Analysis by Daniel Stern
VW will recall over 160,000 vehicles in the U.S. market because their headlamps can be aim-adjusted horizontally as well as vertically: a horizontal adjuster screw blockoff cap may not have been installed on one or both headlights, of about 116,000 Atlases and 547,000 Passats.
Dealers will check the headlamps and install missing aim adjuster blockoff caps as necessary, starting once the customer notification begins this month.
As required by U.S. law, VW submitted a report to NHTSA on 6 June, acknowledging the defect. The nominal reason for the safety recall: Incorrectly adjusted headlights may result in reduced visibility for the driver and other motorists, which could increase the risk of a crash.
Since the late 1990s, most American-spec headlamps are not horizontally aimable. They’re not allowed to be, unless they’re equipped with an onboard calibrated horizontal aim indicator or another type of device allowing the headlamp aim to be adjusted without reference to the light beam itself. As such devices add cost, virtually all automakers choose the equally legal alternative: no device, no cost, and no horizontal aimability. This state of affairs dates back to the mid-1990s regulatory negotiation that resulted in U.S. headlamps that could be aimed by visual or optical reference to the light beam. The dual rationale that arose from that negotiation for this aspect of the regulation: visual/optical-aim headlamps would not need horizontal aimability because they would have a wide high-intensity zone making horizontal aim unimportant to the lamps’ safety performance, and there’s no way to provide for visual/optical horizontal aimability without damaging the beam pattern.
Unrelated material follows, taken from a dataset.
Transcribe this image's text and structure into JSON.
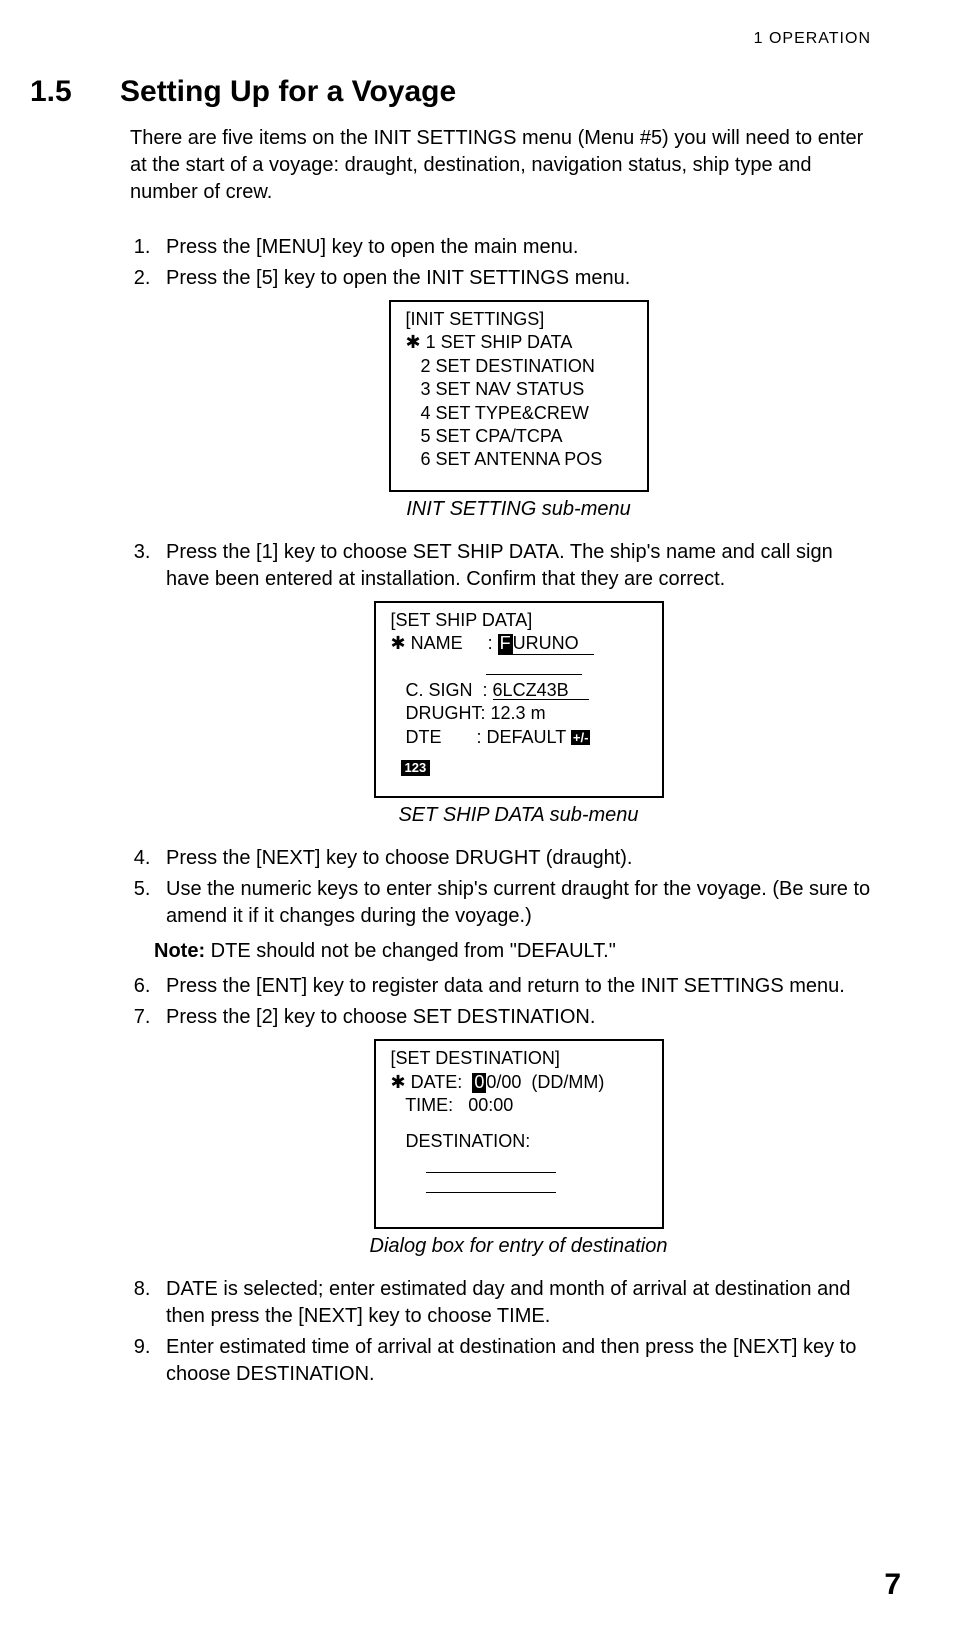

Time has not been kind to these assertions: Normal bumps and knocks and car park taps, auto body repairs and headlamp replacements did not stop sending the effective horizontal aim wrong. And two of the things IIHS headlight performance tests have shown is that vehicles can and do come off the assembly line with incorrect horizontal headlamp aim—and it matters quite a lot to seeing and glare. And the notion that visual/optical horizontal aim is impossible without degrading the beam is difficult to reconcile with the rest of the world’s long history of doing it on every vehicle with fine success under European and Japanese regulations since the 1950s.
Perhaps a more realistic reason parties to the negotiation were keen to eliminate horizontal aimability was the perceived opportunity to take cost out of headlamps by simplifying the mount/aim hardware. But lighting hardware grew a great deal more international shortly after the new regulations took effect, and the rest of the world still requires horizontal aimability, so we find ourselves in a situation where makers provide H-aim hardware and then block or disable it for the American market—more cost, not less.
What’s more, adaptive headlamps—particularly ADB—must have horizontal aimability; even if the idea that a wide high-intensity zone makes H-aim unimportant had merit, it doesn’t apply to lamps designed and intended to dynamically create and modulate precise, accurate cutoffs between closely adjacent horizontal angles. Several commenters to NHTSA’s ADB proposal mentioned this urgent need. Who knows whether horizontal aimability will come to American headlamp regs. In the mean time, we have the mind-bending situation that in the world’s № 2 auto market, the presence of a demonstrably needed safety provision is considered an illegal “safety defect”.